THE BLACK DEATH

The BLACK DEATH, also known as the bubonic plague, is a contagious, often fatal epidemic disease caused by the bacterium, Yersinia pestis, transmitted from person to person or by the bite of fleas from an infected host, especially a rat, and characterized by chills, fever, vomiting, diarrhea, and the formation of buboes.

 

----------1347---1348-1349----1353

A BRIEF HISTORY OF THE OUTBREAK OF THE PLAGUE

 

The Black Death first appeared in London in 1348, brought there by the fleas living on rats which came ashore from ships arriving from Asia. Already this terrible epidemic had killed millions people before reaching the European continent where the initial outbreak occurred in and around Italy. The disease struck and killed people with terrible speed. In October, 1347 an eyewitness account claimed:

"Realizing what a deadly disaster had come to them, Italians were driven from their city. But the disease remained, and soon death was everywhere. Fathers abandoned their sick sons. Lawyers refused to come and make out wills for the dying. Friars and nuns were left to care for the sick, and monasteries and convents were soon deserted, as they were stricken, too. Bodies were left in empty houses, and there was no one to give them a Christian burial."

By the following August, the plague had spread as far north as England, where people called it "The Black Death" because of the black spots it produced on the skin. A terrible killer was loose across Europe, and Medieval medicine had nothing to stop it. In the winter, the disease seemed to disappear, but only because fleas--which were a major connection in spreading the disease, --are dormant at this time. Each spring, the plague attacked again, killing new victims. After five years 25 million people were dead--one-third of Europe's people.

 

THE DEADLY CYCLE

 

The "Black Death" was caused by the bacillus which was primarily an internal parasite of wild rodents, such as rats, mice and squirrels. It is carried to man by fleas deserting dying or dead animals in search of nourishment. It may enter the bloodstream directly as the flea bites the human or indirectly through contact between the fleas' excrement, and scratches or lesions on the the skin. (The Deadly Cycle)
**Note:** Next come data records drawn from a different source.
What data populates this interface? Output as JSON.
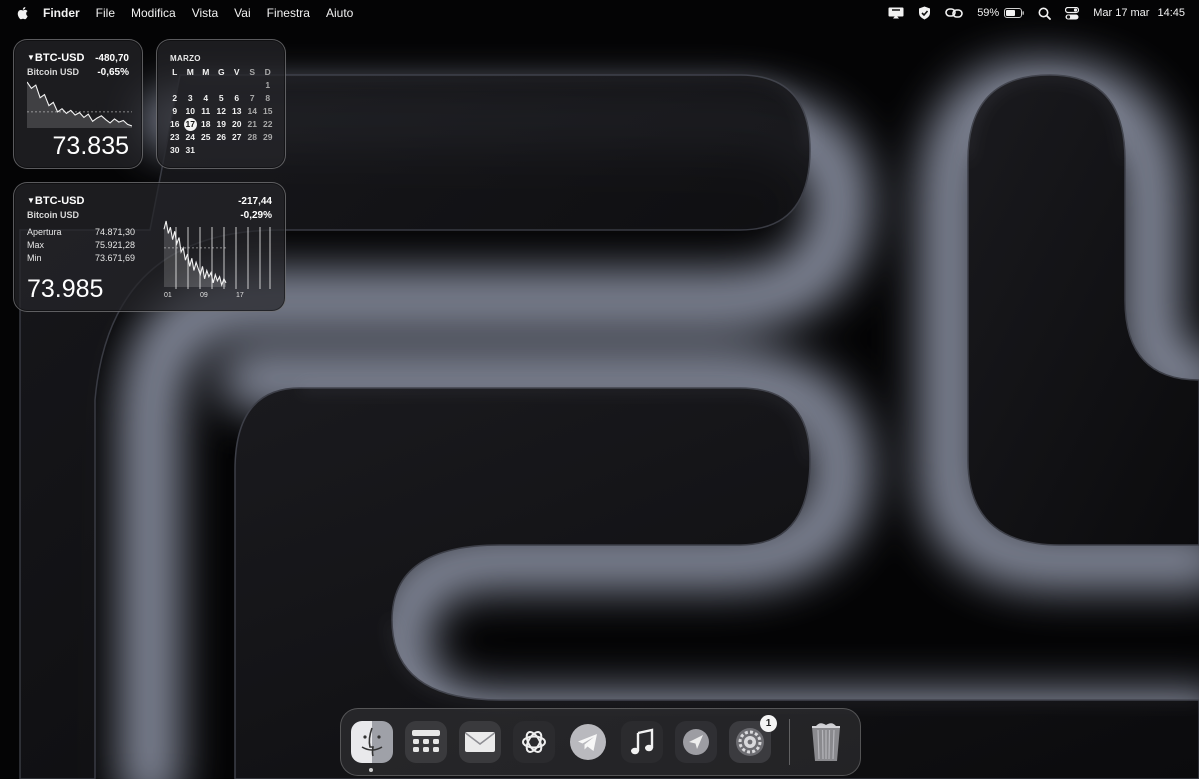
{
  "menubar": {
    "app_name": "Finder",
    "menus": [
      "File",
      "Modifica",
      "Vista",
      "Vai",
      "Finestra",
      "Aiuto"
    ],
    "battery_percent": "59%",
    "date": "Mar 17 mar",
    "time": "14:45"
  },
  "stock_small": {
    "ticker": "BTC-USD",
    "name": "Bitcoin USD",
    "change": "-480,70",
    "change_pct": "-0,65%",
    "price": "73.835",
    "trend": "down",
    "series": [
      100,
      92,
      96,
      80,
      84,
      70,
      74,
      62,
      66,
      60,
      64,
      58,
      61,
      55,
      59,
      50,
      54,
      57,
      52,
      48,
      53,
      49,
      51,
      46,
      44
    ],
    "baseline": 62
  },
  "calendar": {
    "month": "MARZO",
    "weekdays": [
      "L",
      "M",
      "M",
      "G",
      "V",
      "S",
      "D"
    ],
    "weeks": [
      [
        "",
        "",
        "",
        "",
        "",
        "",
        "1"
      ],
      [
        "2",
        "3",
        "4",
        "5",
        "6",
        "7",
        "8"
      ],
      [
        "9",
        "10",
        "11",
        "12",
        "13",
        "14",
        "15"
      ],
      [
        "16",
        "17",
        "18",
        "19",
        "20",
        "21",
        "22"
      ],
      [
        "23",
        "24",
        "25",
        "26",
        "27",
        "28",
        "29"
      ],
      [
        "30",
        "31",
        "",
        "",
        "",
        "",
        ""
      ]
    ],
    "today": "17"
  },
  "stock_wide": {
    "ticker": "BTC-USD",
    "name": "Bitcoin USD",
    "change": "-217,44",
    "change_pct": "-0,29%",
    "price": "73.985",
    "trend": "down",
    "open_label": "Apertura",
    "open_value": "74.871,30",
    "max_label": "Max",
    "max_value": "75.921,28",
    "min_label": "Min",
    "min_value": "73.671,69",
    "x_ticks": [
      "01",
      "09",
      "17"
    ],
    "series": [
      88,
      96,
      84,
      90,
      78,
      86,
      74,
      80,
      66,
      70,
      58,
      64,
      52,
      60,
      48,
      56,
      50,
      44,
      52,
      40,
      48,
      42,
      46,
      36,
      44,
      38,
      42,
      34,
      40,
      36
    ],
    "baseline": 70
  },
  "dock": {
    "items": [
      {
        "name": "finder",
        "icon": "finder-icon",
        "running": true
      },
      {
        "name": "launchpad",
        "icon": "launchpad-icon"
      },
      {
        "name": "mail",
        "icon": "mail-icon"
      },
      {
        "name": "chatgpt",
        "icon": "chatgpt-icon"
      },
      {
        "name": "telegram",
        "icon": "telegram-icon"
      },
      {
        "name": "music",
        "icon": "music-icon"
      },
      {
        "name": "copilot",
        "icon": "copilot-icon"
      },
      {
        "name": "system-settings",
        "icon": "settings-icon",
        "badge": "1"
      },
      {
        "name": "trash",
        "icon": "trash-icon"
      }
    ]
  }
}
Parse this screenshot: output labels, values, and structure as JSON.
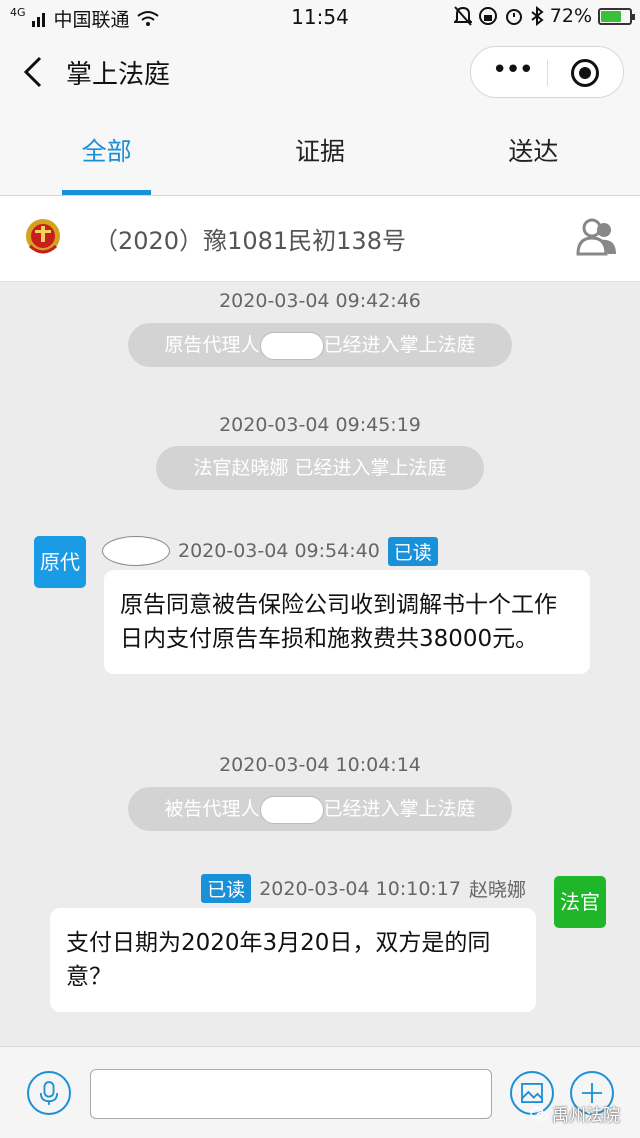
{
  "status_bar": {
    "network": "4G",
    "carrier": "中国联通",
    "time": "11:54",
    "battery_text": "72%",
    "battery_level": 0.72
  },
  "header": {
    "title": "掌上法庭",
    "more_icon": "more-dots-icon",
    "close_icon": "target-icon"
  },
  "tabs": [
    {
      "label": "全部",
      "active": true
    },
    {
      "label": "证据",
      "active": false
    },
    {
      "label": "送达",
      "active": false
    }
  ],
  "case": {
    "number": "（2020）豫1081民初138号"
  },
  "messages": {
    "ts1": "2020-03-04 09:42:46",
    "sys1_prefix": "原告代理人",
    "sys1_suffix": "已经进入掌上法庭",
    "ts2": "2020-03-04 09:45:19",
    "sys2": "法官赵晓娜 已经进入掌上法庭",
    "msg1_avatar": "原代",
    "msg1_time": "2020-03-04 09:54:40",
    "msg1_read": "已读",
    "msg1_text": "原告同意被告保险公司收到调解书十个工作日内支付原告车损和施救费共38000元。",
    "ts3": "2020-03-04 10:04:14",
    "sys3_prefix": "被告代理人",
    "sys3_suffix": "已经进入掌上法庭",
    "msg2_read": "已读",
    "msg2_time": "2020-03-04 10:10:17",
    "msg2_name": "赵晓娜",
    "msg2_avatar": "法官",
    "msg2_text": "支付日期为2020年3月20日，双方是的同意？"
  },
  "composer": {
    "input_value": "",
    "watermark": "禹州法院"
  },
  "colors": {
    "accent": "#1a90d8",
    "judge": "#20b62a",
    "plaintiff": "#1a9be6"
  }
}
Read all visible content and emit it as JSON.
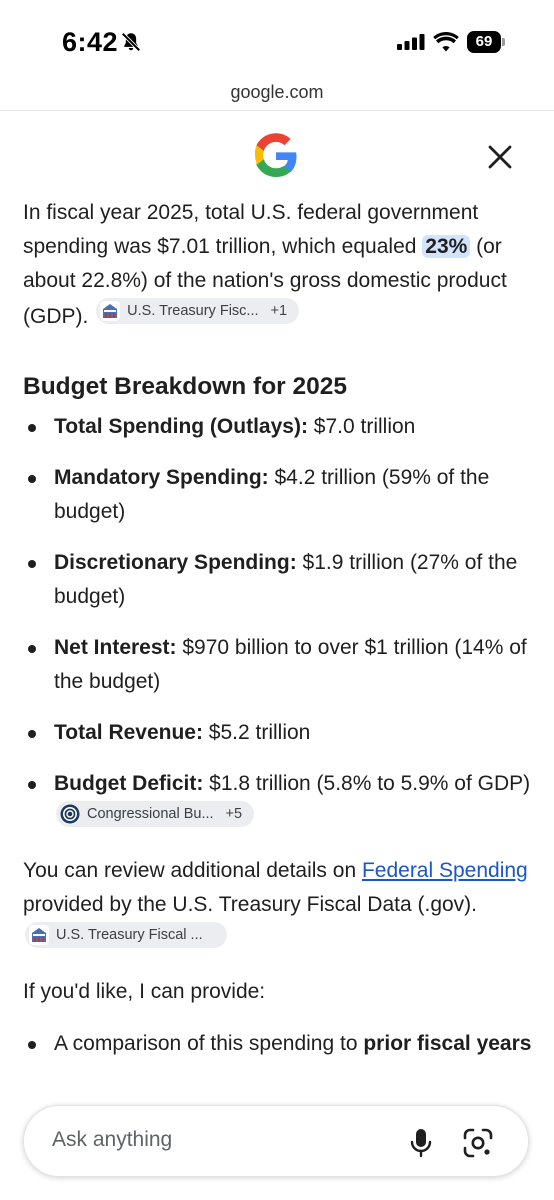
{
  "status_bar": {
    "time": "6:42",
    "battery": "69"
  },
  "url_bar": {
    "domain": "google.com"
  },
  "intro": {
    "text_before": "In fiscal year 2025, total U.S. federal government spending was $7.01 trillion, which equaled ",
    "highlight": "23%",
    "text_after": " (or about 22.8%) of the nation's gross domestic product (GDP). ",
    "source_chip": {
      "name": "U.S. Treasury Fisc...",
      "count": "+1"
    }
  },
  "section_heading": "Budget Breakdown for 2025",
  "bullets": [
    {
      "label": "Total Spending (Outlays):",
      "text": " $7.0 trillion"
    },
    {
      "label": "Mandatory Spending:",
      "text": " $4.2 trillion (59% of the budget)"
    },
    {
      "label": "Discretionary Spending:",
      "text": " $1.9 trillion (27% of the budget)"
    },
    {
      "label": "Net Interest:",
      "text": " $970 billion to over $1 trillion (14% of the budget)"
    },
    {
      "label": "Total Revenue:",
      "text": " $5.2 trillion"
    },
    {
      "label": "Budget Deficit:",
      "text": " $1.8 trillion (5.8% to 5.9% of GDP) ",
      "chip": {
        "name": "Congressional Bu...",
        "count": "+5"
      }
    }
  ],
  "review": {
    "before": "You can review additional details on ",
    "link": "Federal Spending",
    "after": " provided by the U.S. Treasury Fiscal Data (.gov). ",
    "chip": {
      "name": "U.S. Treasury Fiscal ..."
    }
  },
  "offer": {
    "text": "If you'd like, I can provide:",
    "item_before": "A comparison of this spending to ",
    "item_bold": "prior fiscal years"
  },
  "ask": {
    "placeholder": "Ask anything"
  },
  "colors": {
    "link": "#1a56c7",
    "highlight": "#d3e3fd",
    "chip_bg": "#ecedf1"
  },
  "icons": [
    "bell-slash-icon",
    "signal-icon",
    "wifi-icon",
    "battery-icon",
    "google-g-icon",
    "close-icon",
    "treasury-icon",
    "cbo-icon",
    "microphone-icon",
    "google-lens-icon"
  ]
}
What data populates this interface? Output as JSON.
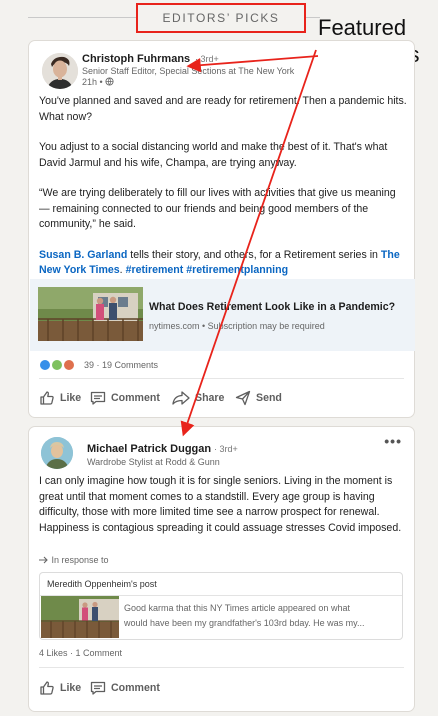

When the bacteria invade the lymph nodes, the nodes swell and are called Buboes. Blood vessels break and cause internal bleeding. The dried blood under the skin turns black, hence the name "Black Death". (Gross Pictures) Symptoms include high fevers and aching limbs and vomiting of blood. The swellings continue to expand until they eventually burst, with death following soon after. The whole process from fever and aches to final expiration, is 3-4 days. The swiftness of the disease, the terrible pain, the grotesque appearance of the victims, all served to make the plague especially terrifying.

Another form of the disease was labeled as pneumonic plague so named because it was spread by infected droplets of the bacteria being inhaled from a sneeze of a stricken person.

 

THE HOPELESSNESS OF THE EPIDEMIC

 

Little could be done to cure diseases because no one really knew what caused them. Some people blamed the stars when they became ill. Some thought gluttony or drunkeness was the cause. Some blamed England's cold, damp climate. During the widespread outbreaks of the disease such as the plague, Jews were accused of poisoning wells. It was not until the invention of the microscope in the next century that scientists could see what caused the disease and how it was spread. Doctors and city officials knew the plague was highly contagious, but had no idea how it was spread. They knew the bodies of the dead should be avoided, that their houses should be shut up, (or quarantined) and that garbage should be burned. Their orders were mostly ignored. Elizabethan government was "insufficiently organized to carry out with success an strict set of unpopular orders...the authorities were forced to sit with folded hands until the plague had run its course."

Additional measures taken by the city government were requiring the flushing of water into the streets after 8:00 P.M., shutting down theaters (1592-1594), and requiring the burning of any or all clothing belonging to the dead person. Hygiene, infection, and disease were a great mystery to all during the Elizabethan era, and the treatments were much the same as when the epidemics appeared in the Middle Ages...ineffective.